At 11:10 A1 and A2 get off and passengers labelled A3 and A4 take their seat, the start of the 2nd batch of passengers.
At 11:15 the Ferris wheel speed is doubled and F1 and F2 get off while F3 and F4 get on.
At 11:15:30 G1 and G2 get off and G3 and G4 get on.
At 11:17 J1 and J2 and J3 and J4 get on. End of 2nd batch (40 passengers).
At 11:17:30 A3 and A4 get off and A5 and A6 get on. Start of 3rd batch.
At 11:22 J3 and J4 get off and J5 and J6 get on. End of 3rd batch (60 passengers).
At 11:22:30 A5 and A6 get off and A7 and A8 get on.

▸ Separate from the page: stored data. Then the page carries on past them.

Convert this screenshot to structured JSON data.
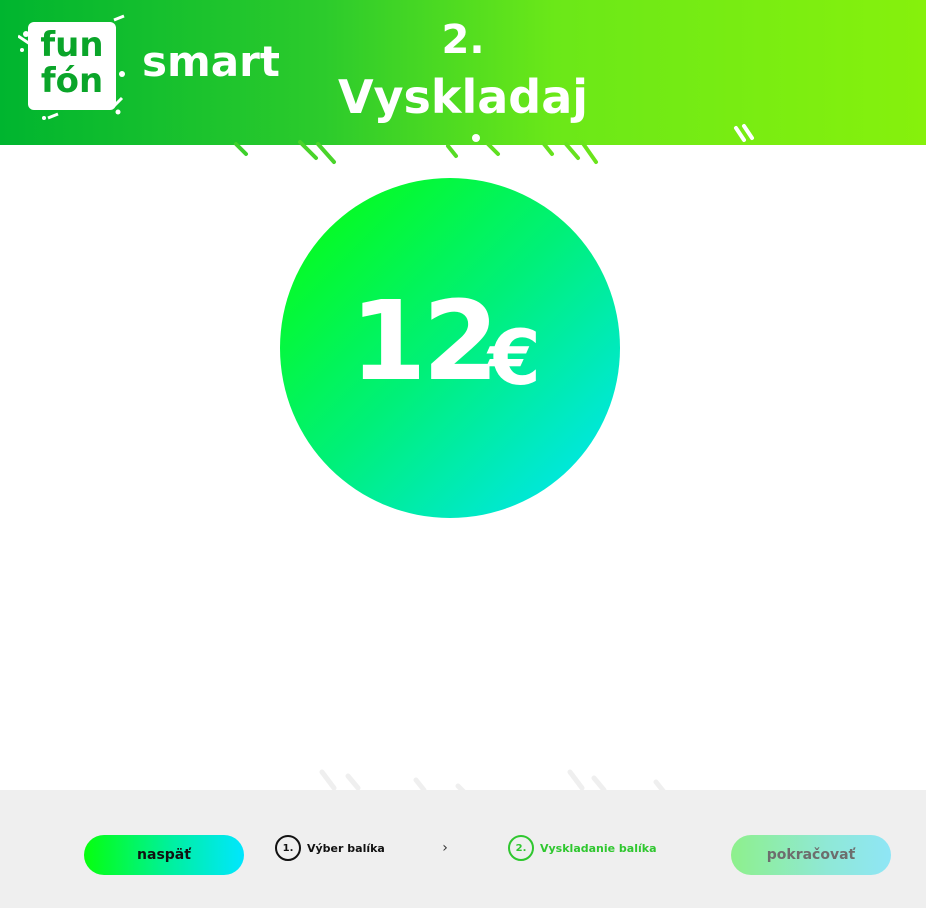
{
  "header": {
    "logo_line1": "fun",
    "logo_line2": "fón",
    "brand_word": "smart",
    "step_number": "2.",
    "step_title": "Vyskladaj"
  },
  "price": {
    "amount": "12",
    "currency": "€"
  },
  "footer": {
    "back_label": "naspäť",
    "next_label": "pokračovať",
    "steps": [
      {
        "number": "1.",
        "label": "Výber balíka"
      },
      {
        "number": "2.",
        "label": "Vyskladanie balíka"
      }
    ],
    "separator": "›"
  },
  "colors": {
    "accent_green": "#2fc72f",
    "header_gradient_start": "#00b52f",
    "header_gradient_end": "#86f10c",
    "circle_gradient_start": "#08ff08",
    "circle_gradient_end": "#00e4ff"
  },
  "icons": {
    "separator_icon": "chevron-right-icon"
  }
}
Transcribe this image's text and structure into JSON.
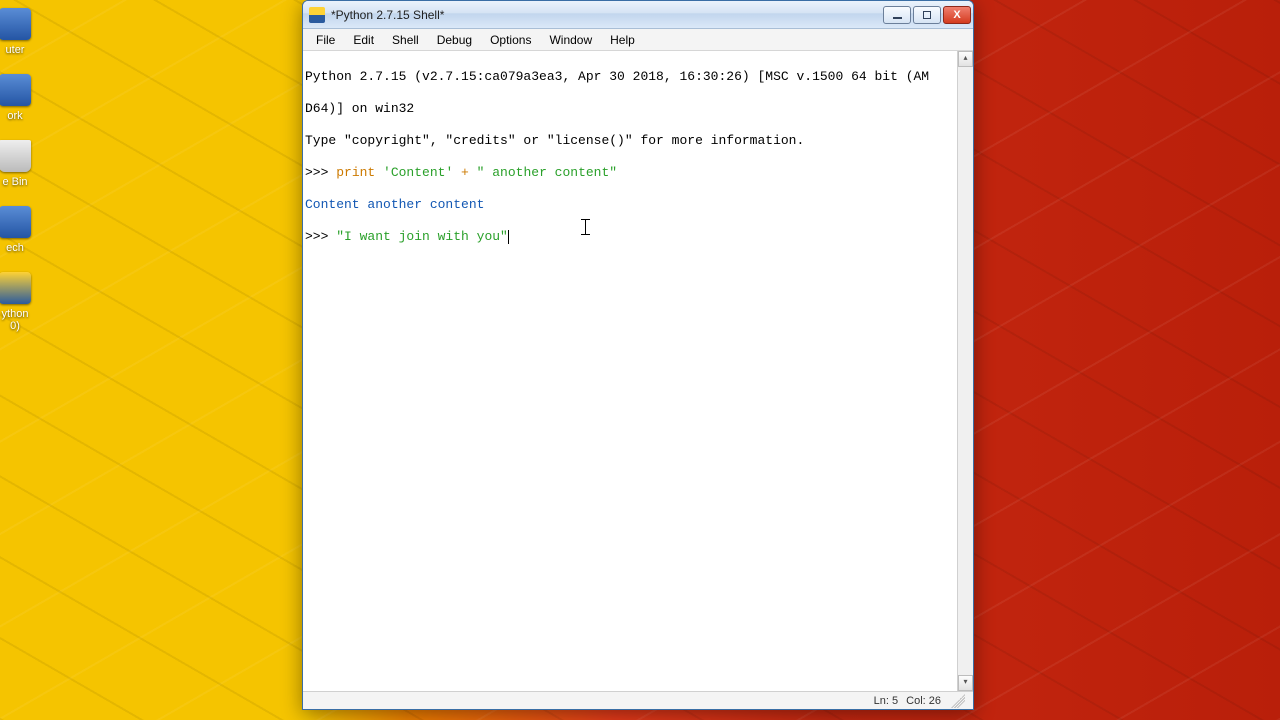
{
  "desktop": {
    "icons": [
      {
        "label": "uter"
      },
      {
        "label": "ork"
      },
      {
        "label": "e Bin"
      },
      {
        "label": "ech"
      },
      {
        "label": "ython\n0)"
      }
    ]
  },
  "window": {
    "title": "*Python 2.7.15 Shell*",
    "menus": [
      "File",
      "Edit",
      "Shell",
      "Debug",
      "Options",
      "Window",
      "Help"
    ]
  },
  "shell": {
    "banner1": "Python 2.7.15 (v2.7.15:ca079a3ea3, Apr 30 2018, 16:30:26) [MSC v.1500 64 bit (AM",
    "banner2": "D64)] on win32",
    "hint": "Type \"copyright\", \"credits\" or \"license()\" for more information.",
    "prompt": ">>> ",
    "cmd1_kw": "print ",
    "cmd1_str1": "'Content'",
    "cmd1_op": " + ",
    "cmd1_str2": "\" another content\"",
    "out1": "Content another content",
    "cmd2_str": "\"I want join with you\""
  },
  "status": {
    "line": "Ln: 5",
    "col": "Col: 26"
  }
}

Start of 4th batch.
At 11:25 F5 and F6 get off and F7 and F8 get on. From now on no more passengers are allowed on, because there is insufficient time for them to complete their ride by 11:30am.
At 11:25:30 G5 and G6 get off.
At 11:27 J5 and J6 get off.
At 11:30 F7 and F8 get off leaving the wheel empty.
There are 3 complete batches (60 passengers) and an incomplete 4th batch: 12 passengers. Total 72 passengers.